Bridging the gap : improving classification accuracy score through post-processing techniques for synthetic-to-real learning

Nowadays, image generative models have reached incredible levels of visual quality. However, there is still a lack of a rigorous method to quantitatively evaluate their performance in such a way that the various models can be compared with each other, especially when the generated synthetic images are used for a downstream task. Recently, it has been proposed to measure the performance of a generative model by using the synthetic images to train a classifier, which is then tested on a dataset of real images. The resulting accuracy, known as Classification Accuracy Score (CAS), can then be compared to that of a classifier trained on real images. The closer the CAS performance is to that of the classifier trained on real images, the better the generative model can be considered. In this thesis, we propose a new pipeline designed to reduce the existing gap between the CAS and the accuracy obtained by training the classifier on real images. More precisely, we review and adopt some of the existing techniques employed in this research area, while also proposing a novel technique called Expansion Trick, which significantly improves the performance. Although our pipeline can be applied to almost any current generative model, we choose to focus our research on Generative Adversarial Networks (GANs). This choice is dictated by the fact that GANs are a well-studied and established architecture, which do not require too many resources to be trained and offer excellent sampling speed, which is crucial in our case. Through extensive testing on three different datasets, we demonstrate that our approach leads to a significant boost in performance compared to previous works, establishing a new state-of-the-art in this field. Overall, our work provide a promising foundation for future research in this area.

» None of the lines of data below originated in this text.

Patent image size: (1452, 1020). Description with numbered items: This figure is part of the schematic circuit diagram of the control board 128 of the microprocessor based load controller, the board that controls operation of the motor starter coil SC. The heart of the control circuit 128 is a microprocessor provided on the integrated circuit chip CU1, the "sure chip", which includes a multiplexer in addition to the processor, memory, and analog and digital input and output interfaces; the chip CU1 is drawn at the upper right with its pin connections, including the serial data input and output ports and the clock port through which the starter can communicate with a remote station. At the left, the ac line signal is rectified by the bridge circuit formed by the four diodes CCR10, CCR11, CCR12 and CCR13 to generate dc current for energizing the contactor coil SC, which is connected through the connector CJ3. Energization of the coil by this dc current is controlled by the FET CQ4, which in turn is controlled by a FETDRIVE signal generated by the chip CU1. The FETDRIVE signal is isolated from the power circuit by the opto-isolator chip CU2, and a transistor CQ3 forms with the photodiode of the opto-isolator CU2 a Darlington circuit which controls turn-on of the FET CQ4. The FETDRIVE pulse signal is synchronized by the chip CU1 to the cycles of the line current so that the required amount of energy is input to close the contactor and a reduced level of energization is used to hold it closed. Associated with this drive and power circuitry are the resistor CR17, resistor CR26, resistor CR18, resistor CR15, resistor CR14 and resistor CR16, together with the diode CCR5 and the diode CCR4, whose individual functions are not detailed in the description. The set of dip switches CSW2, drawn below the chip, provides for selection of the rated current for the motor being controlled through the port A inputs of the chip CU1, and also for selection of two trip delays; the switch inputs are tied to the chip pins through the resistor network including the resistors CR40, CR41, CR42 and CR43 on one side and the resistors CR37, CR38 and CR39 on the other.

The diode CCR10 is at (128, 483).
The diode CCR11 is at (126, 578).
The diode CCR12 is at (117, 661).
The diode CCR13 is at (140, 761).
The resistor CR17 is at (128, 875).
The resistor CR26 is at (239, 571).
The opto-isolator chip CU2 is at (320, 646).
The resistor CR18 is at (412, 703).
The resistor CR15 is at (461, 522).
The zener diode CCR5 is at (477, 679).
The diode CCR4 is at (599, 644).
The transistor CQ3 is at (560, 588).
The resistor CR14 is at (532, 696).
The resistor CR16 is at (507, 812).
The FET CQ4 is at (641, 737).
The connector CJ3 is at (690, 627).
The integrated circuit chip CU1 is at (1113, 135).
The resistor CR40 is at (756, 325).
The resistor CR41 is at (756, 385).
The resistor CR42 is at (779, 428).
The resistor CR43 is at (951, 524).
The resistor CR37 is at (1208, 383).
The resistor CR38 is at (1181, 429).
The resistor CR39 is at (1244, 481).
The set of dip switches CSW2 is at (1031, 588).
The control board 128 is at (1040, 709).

Al giorno d'oggi, i modelli generativi di immagini hanno raggiunto incredibili livelli di qualità visiva. Tuttavia, manca ancora un metodo rigoroso per valutare quantitativamente le loro prestazioni in maniera tale che i vari modelli possano essere comparati tra loro, soprattutto quando le immagini sintetiche generate vengono utilizzate per determinato scopo. Recentemente, è stato proposto di misurare le prestazioni di un modello generativo utilizzando le immagini sintetiche per addestrare un classificatore, che viene poi testato su un dataset di immagini reali. L'accuratezza risultante, nota come Classification Accuracy Score (CAS), può essere confrontata con quella di un classificatore addestrato su immagini reali. Più il CAS si avvicina all'accuratezza del classificatore addestrato su immagini reali, migliore può essere considerato il modello generativo. In questa tesi, proponiamo una nuova pipeline progettata per ridurre il divario esistente tra il CAS e l'accuratezza ottenuta addestrando il classificatore su immagini reali. Più precisamente, esaminiamo e adottiamo alcune delle tecniche già esistenti impiegate in questa area di ricerca, proponendo inoltre una nuova tecnica chiamata Expansion Trick, che migliora significativamente le prestazioni. Sebbene la nostra pipeline possa essere applicata a quasi tutti gli attuali modelli generativi, abbiamo scelto di concentrare la nostra ricerca sulle Generative Adversarial Networks (GANs). Questa scelta è dettata dal fatto che le GAN sono un'architettura ampiamente studiata e ben consolidata, che non richiede troppe risorse per essere addestrata e offre un'ottima velocità di campionamento, il che è cruciale per il nostro utilizzo. Attraverso un'ampia sperimentazione su tre diversi dataset, dimostriamo che il nostro approccio porta a un significativo miglioramento delle prestazioni rispetto ai lavori precedenti, stabilendo così un nuovo stato dell'arte in questo campo. Nel complesso, il nostro lavoro fornice una base promettente per future ricerche in questo settore.